The T? syntax is equivalent to Rust's Option<T>, and null is equivalent to None:

fn findUser(id: Int): User? {
    if id == 1 {
        Some(User { name: "Alice".toString() })
    } else {
        null
    }
}

fn main() {
    let user = findUser(1) ?? User { name: "Guest".toString() }
    println!("Hello, \(user.name)")
}

Collection Types

Oxide uses Rust's standard collection types directly:

Vectors

Vec<T> is a growable array type:

fn main() {
    // Create a vector with the vec! macro
    var numbers: Vec<Int> = vec![1, 2, 3]

    // Add elements
    numbers.push(4)
    numbers.push(5)

    // Access elements
    let first = numbers[0]
    let maybe_tenth: Int? = numbers.get(10).copied()

    // Iterate
    for num in numbers.iter() {
        println!("\(num)")
    }
}

HashMaps

HashMap<K, V> stores key-value pairs:

import std.collections.HashMap

fn main() {
    var scores: HashMap<String, Int> = HashMap.new()
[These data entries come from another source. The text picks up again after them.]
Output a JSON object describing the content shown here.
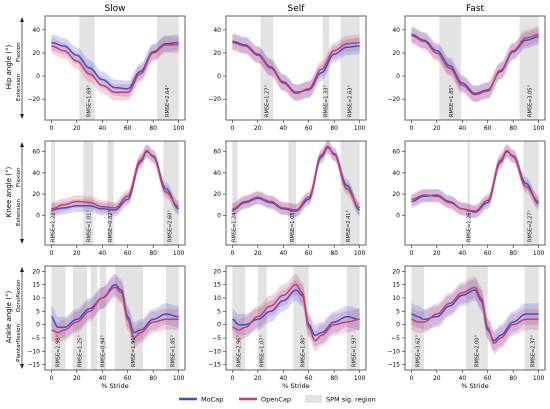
{
  "figure": {
    "col_titles": [
      "Slow",
      "Self",
      "Fast"
    ],
    "row_labels": [
      "Hip angle (°)",
      "Knee angle (°)",
      "Ankle angle (°)"
    ],
    "row_sublabels": [
      {
        "top": "Flexion",
        "bottom": "Extension"
      },
      {
        "top": "Flexion",
        "bottom": "Extension"
      },
      {
        "top": "Dorsiflexion",
        "bottom": "Plantarflexion"
      }
    ],
    "xlabel": "% Stride",
    "legend": [
      {
        "label": "MoCap",
        "color": "#3a4fd6",
        "kind": "line"
      },
      {
        "label": "OpenCap",
        "color": "#d23a63",
        "kind": "line"
      },
      {
        "label": "SPM sig. region",
        "color": "#e3e3e3",
        "kind": "patch"
      }
    ]
  },
  "chart_data": [
    {
      "type": "line",
      "row": "Hip",
      "speed": "Slow",
      "xlim": [
        -5,
        105
      ],
      "ylim": [
        -38,
        52
      ],
      "yticks": [
        -20,
        0,
        20,
        40
      ],
      "xticks": [
        0,
        20,
        40,
        60,
        80,
        100
      ],
      "x": [
        0,
        10,
        20,
        30,
        40,
        50,
        60,
        70,
        80,
        90,
        100
      ],
      "series": [
        {
          "name": "MoCap",
          "values": [
            29,
            26,
            18,
            7,
            -3,
            -10,
            -11,
            4,
            21,
            28,
            29
          ]
        },
        {
          "name": "OpenCap",
          "values": [
            26,
            22,
            13,
            2,
            -8,
            -14,
            -14,
            2,
            20,
            27,
            27
          ]
        }
      ],
      "spm_regions": [
        [
          22,
          34
        ],
        [
          83,
          100
        ]
      ],
      "rmse_labels": [
        {
          "text": "RMSE=1.69°",
          "x": 29
        },
        {
          "text": "RMSE=2.64°",
          "x": 91
        }
      ]
    },
    {
      "type": "line",
      "row": "Hip",
      "speed": "Self",
      "xlim": [
        -5,
        105
      ],
      "ylim": [
        -38,
        52
      ],
      "yticks": [
        -20,
        0,
        20,
        40
      ],
      "xticks": [
        0,
        20,
        40,
        60,
        80,
        100
      ],
      "x": [
        0,
        10,
        20,
        30,
        40,
        50,
        60,
        70,
        80,
        90,
        100
      ],
      "series": [
        {
          "name": "MoCap",
          "values": [
            30,
            27,
            19,
            8,
            -5,
            -14,
            -12,
            3,
            19,
            25,
            26
          ]
        },
        {
          "name": "OpenCap",
          "values": [
            29,
            26,
            18,
            7,
            -6,
            -15,
            -11,
            6,
            22,
            28,
            29
          ]
        }
      ],
      "spm_regions": [
        [
          22,
          32
        ],
        [
          71,
          76
        ],
        [
          85,
          100
        ]
      ],
      "rmse_labels": [
        {
          "text": "RMSE=1.27°",
          "x": 27
        },
        {
          "text": "RMSE=1.33°",
          "x": 73
        },
        {
          "text": "RMSE=2.63°",
          "x": 92
        }
      ]
    },
    {
      "type": "line",
      "row": "Hip",
      "speed": "Fast",
      "xlim": [
        -5,
        105
      ],
      "ylim": [
        -38,
        52
      ],
      "yticks": [
        -20,
        0,
        20,
        40
      ],
      "xticks": [
        0,
        20,
        40,
        60,
        80,
        100
      ],
      "x": [
        0,
        10,
        20,
        30,
        40,
        50,
        60,
        70,
        80,
        90,
        100
      ],
      "series": [
        {
          "name": "MoCap",
          "values": [
            36,
            31,
            22,
            9,
            -6,
            -15,
            -12,
            4,
            21,
            31,
            34
          ]
        },
        {
          "name": "OpenCap",
          "values": [
            35,
            30,
            20,
            7,
            -8,
            -16,
            -13,
            5,
            22,
            33,
            36
          ]
        }
      ],
      "spm_regions": [
        [
          22,
          39
        ],
        [
          85,
          100
        ]
      ],
      "rmse_labels": [
        {
          "text": "RMSE=1.85°",
          "x": 31
        },
        {
          "text": "RMSE=3.05°",
          "x": 93
        }
      ]
    },
    {
      "type": "line",
      "row": "Knee",
      "speed": "Slow",
      "xlim": [
        -5,
        105
      ],
      "ylim": [
        -28,
        70
      ],
      "yticks": [
        0,
        20,
        40,
        60
      ],
      "xticks": [
        0,
        20,
        40,
        60,
        80,
        100
      ],
      "x": [
        0,
        10,
        20,
        30,
        40,
        50,
        60,
        70,
        75,
        80,
        90,
        100
      ],
      "series": [
        {
          "name": "MoCap",
          "values": [
            5,
            7,
            9,
            9,
            6,
            5,
            15,
            50,
            60,
            56,
            25,
            6
          ]
        },
        {
          "name": "OpenCap",
          "values": [
            6,
            10,
            13,
            12,
            8,
            7,
            18,
            52,
            61,
            55,
            22,
            8
          ]
        }
      ],
      "spm_regions": [
        [
          0,
          3
        ],
        [
          25,
          33
        ],
        [
          44,
          49
        ],
        [
          88,
          100
        ]
      ],
      "rmse_labels": [
        {
          "text": "RMSE=1.22°",
          "x": 1
        },
        {
          "text": "RMSE=1.01°",
          "x": 29
        },
        {
          "text": "RMSE=0.82°",
          "x": 46
        },
        {
          "text": "RMSE=2.60°",
          "x": 93
        }
      ]
    },
    {
      "type": "line",
      "row": "Knee",
      "speed": "Self",
      "xlim": [
        -5,
        105
      ],
      "ylim": [
        -28,
        70
      ],
      "yticks": [
        0,
        20,
        40,
        60
      ],
      "xticks": [
        0,
        20,
        40,
        60,
        80,
        100
      ],
      "x": [
        0,
        10,
        20,
        30,
        40,
        50,
        60,
        70,
        75,
        80,
        90,
        100
      ],
      "series": [
        {
          "name": "MoCap",
          "values": [
            5,
            12,
            16,
            12,
            6,
            4,
            15,
            55,
            64,
            58,
            28,
            5
          ]
        },
        {
          "name": "OpenCap",
          "values": [
            6,
            13,
            17,
            13,
            7,
            5,
            17,
            57,
            65,
            57,
            25,
            7
          ]
        }
      ],
      "spm_regions": [
        [
          0,
          4
        ],
        [
          44,
          50
        ],
        [
          85,
          100
        ]
      ],
      "rmse_labels": [
        {
          "text": "RMSE=1.24°",
          "x": 1
        },
        {
          "text": "RMSE=1.05°",
          "x": 47
        },
        {
          "text": "RMSE=2.41°",
          "x": 91
        }
      ]
    },
    {
      "type": "line",
      "row": "Knee",
      "speed": "Fast",
      "xlim": [
        -5,
        105
      ],
      "ylim": [
        -28,
        70
      ],
      "yticks": [
        0,
        20,
        40,
        60
      ],
      "xticks": [
        0,
        20,
        40,
        60,
        80,
        100
      ],
      "x": [
        0,
        10,
        20,
        30,
        40,
        50,
        60,
        70,
        75,
        80,
        90,
        100
      ],
      "series": [
        {
          "name": "MoCap",
          "values": [
            13,
            18,
            19,
            13,
            6,
            3,
            12,
            50,
            60,
            56,
            30,
            11
          ]
        },
        {
          "name": "OpenCap",
          "values": [
            15,
            19,
            18,
            12,
            6,
            4,
            14,
            52,
            61,
            55,
            27,
            13
          ]
        }
      ],
      "spm_regions": [
        [
          44,
          46
        ],
        [
          88,
          100
        ]
      ],
      "rmse_labels": [
        {
          "text": "RMSE=1.26°",
          "x": 45
        },
        {
          "text": "RMSE=2.27°",
          "x": 93
        }
      ]
    },
    {
      "type": "line",
      "row": "Ankle",
      "speed": "Slow",
      "xlim": [
        -5,
        105
      ],
      "ylim": [
        -17,
        22
      ],
      "yticks": [
        -15,
        -10,
        -5,
        0,
        5,
        10,
        15,
        20
      ],
      "xticks": [
        0,
        20,
        40,
        60,
        80,
        100
      ],
      "x": [
        0,
        5,
        10,
        20,
        30,
        40,
        50,
        55,
        60,
        65,
        70,
        80,
        90,
        100
      ],
      "series": [
        {
          "name": "MoCap",
          "values": [
            3,
            -1,
            -1,
            2,
            6,
            10,
            15,
            13,
            3,
            -3,
            -2,
            2,
            4,
            3
          ]
        },
        {
          "name": "OpenCap",
          "values": [
            -2,
            -3,
            -2,
            1,
            5,
            10,
            14,
            12,
            2,
            -5,
            -3,
            1,
            2,
            2
          ]
        }
      ],
      "spm_regions": [
        [
          0,
          11
        ],
        [
          17,
          28
        ],
        [
          31,
          36
        ],
        [
          38,
          43
        ],
        [
          50,
          72
        ],
        [
          90,
          100
        ]
      ],
      "rmse_labels": [
        {
          "text": "RMSE=2.98°",
          "x": 5
        },
        {
          "text": "RMSE=1.25°",
          "x": 22
        },
        {
          "text": "RMSE=0.94°",
          "x": 40
        },
        {
          "text": "RMSE=1.91°",
          "x": 64
        },
        {
          "text": "RMSE=1.85°",
          "x": 95
        }
      ]
    },
    {
      "type": "line",
      "row": "Ankle",
      "speed": "Self",
      "xlim": [
        -5,
        105
      ],
      "ylim": [
        -17,
        22
      ],
      "yticks": [
        -15,
        -10,
        -5,
        0,
        5,
        10,
        15,
        20
      ],
      "xticks": [
        0,
        20,
        40,
        60,
        80,
        100
      ],
      "x": [
        0,
        5,
        10,
        20,
        30,
        40,
        50,
        55,
        60,
        65,
        70,
        80,
        90,
        100
      ],
      "series": [
        {
          "name": "MoCap",
          "values": [
            2,
            0,
            0,
            2,
            5,
            9,
            13,
            11,
            0,
            -4,
            -3,
            1,
            3,
            2
          ]
        },
        {
          "name": "OpenCap",
          "values": [
            -1,
            -2,
            -1,
            3,
            7,
            11,
            15,
            12,
            -1,
            -6,
            -4,
            0,
            1,
            2
          ]
        }
      ],
      "spm_regions": [
        [
          0,
          10
        ],
        [
          20,
          27
        ],
        [
          48,
          60
        ],
        [
          90,
          100
        ]
      ],
      "rmse_labels": [
        {
          "text": "RMSE=2.96°",
          "x": 5
        },
        {
          "text": "RMSE=1.07°",
          "x": 23
        },
        {
          "text": "RMSE=1.80°",
          "x": 55
        },
        {
          "text": "RMSE=1.93°",
          "x": 95
        }
      ]
    },
    {
      "type": "line",
      "row": "Ankle",
      "speed": "Fast",
      "xlim": [
        -5,
        105
      ],
      "ylim": [
        -17,
        22
      ],
      "yticks": [
        -15,
        -10,
        -5,
        0,
        5,
        10,
        15,
        20
      ],
      "xticks": [
        0,
        20,
        40,
        60,
        80,
        100
      ],
      "x": [
        0,
        5,
        10,
        20,
        30,
        40,
        50,
        55,
        60,
        65,
        70,
        80,
        90,
        100
      ],
      "series": [
        {
          "name": "MoCap",
          "values": [
            4,
            3,
            2,
            3,
            7,
            11,
            13,
            9,
            -2,
            -6,
            -4,
            1,
            4,
            4
          ]
        },
        {
          "name": "OpenCap",
          "values": [
            2,
            1,
            1,
            4,
            8,
            12,
            14,
            10,
            -1,
            -7,
            -5,
            0,
            2,
            2
          ]
        }
      ],
      "spm_regions": [
        [
          0,
          10
        ],
        [
          43,
          60
        ],
        [
          89,
          100
        ]
      ],
      "rmse_labels": [
        {
          "text": "RMSE=3.62°",
          "x": 5
        },
        {
          "text": "RMSE=2.00°",
          "x": 51
        },
        {
          "text": "RMSE=2.37°",
          "x": 95
        }
      ]
    }
  ]
}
    scores.insert("Blue".toString(), 10)
    scores.insert("Red".toString(), 50)

    let blue_score = scores.get(&"Blue".toString())

    for (team, score) in scores.iter() {
        println!("\(team): \(score)")
    }
}

Note: Oxide v1.0 uses Rust's collection names directly (Vec, HashMap) rather than providing aliases like Array or Dict. This helps you learn the actual Rust types you'll encounter in the ecosystem.

Type Inference

Oxide has strong type inference. The compiler can usually figure out types from context:

fn main() {
    let x = 5          // Int
    let y = 3.14       // Float
    let z = true       // Bool
    let s = "hello"    // &str

    var items = vec![] // Vec<???> - needs annotation or usage
    items.push(1)      // Now compiler knows it's Vec<Int>
}

When the compiler cannot infer the type, you need to provide an annotation:

fn main() {
    // Compiler needs help here
    let guess: Int = "42".parse().unwrap()

    // Or specify the type in the turbofish
    let guess = "42".parse<Int>().unwrap()
}

Summary

Oxide provides intuitive type names that feel familiar to developers from many language backgrounds while mapping directly to Rust's type system:

• Integers: Int, Int64, UInt, UIntSize, etc.
• Floats: Float, Float32, Float64
• Boolean: Bool
• Character: char
• Tuples: (T, U, V)
• Arrays: [T; N]
• Strings: &str, String with \(expr) interpolation
• Nullable: T? with null, ??, and !! operators
• Collections: Vec<T>, HashMap<K, V>

Since Oxide types ARE Rust types (just with different names), you get full compatibility with the entire Rust ecosystem.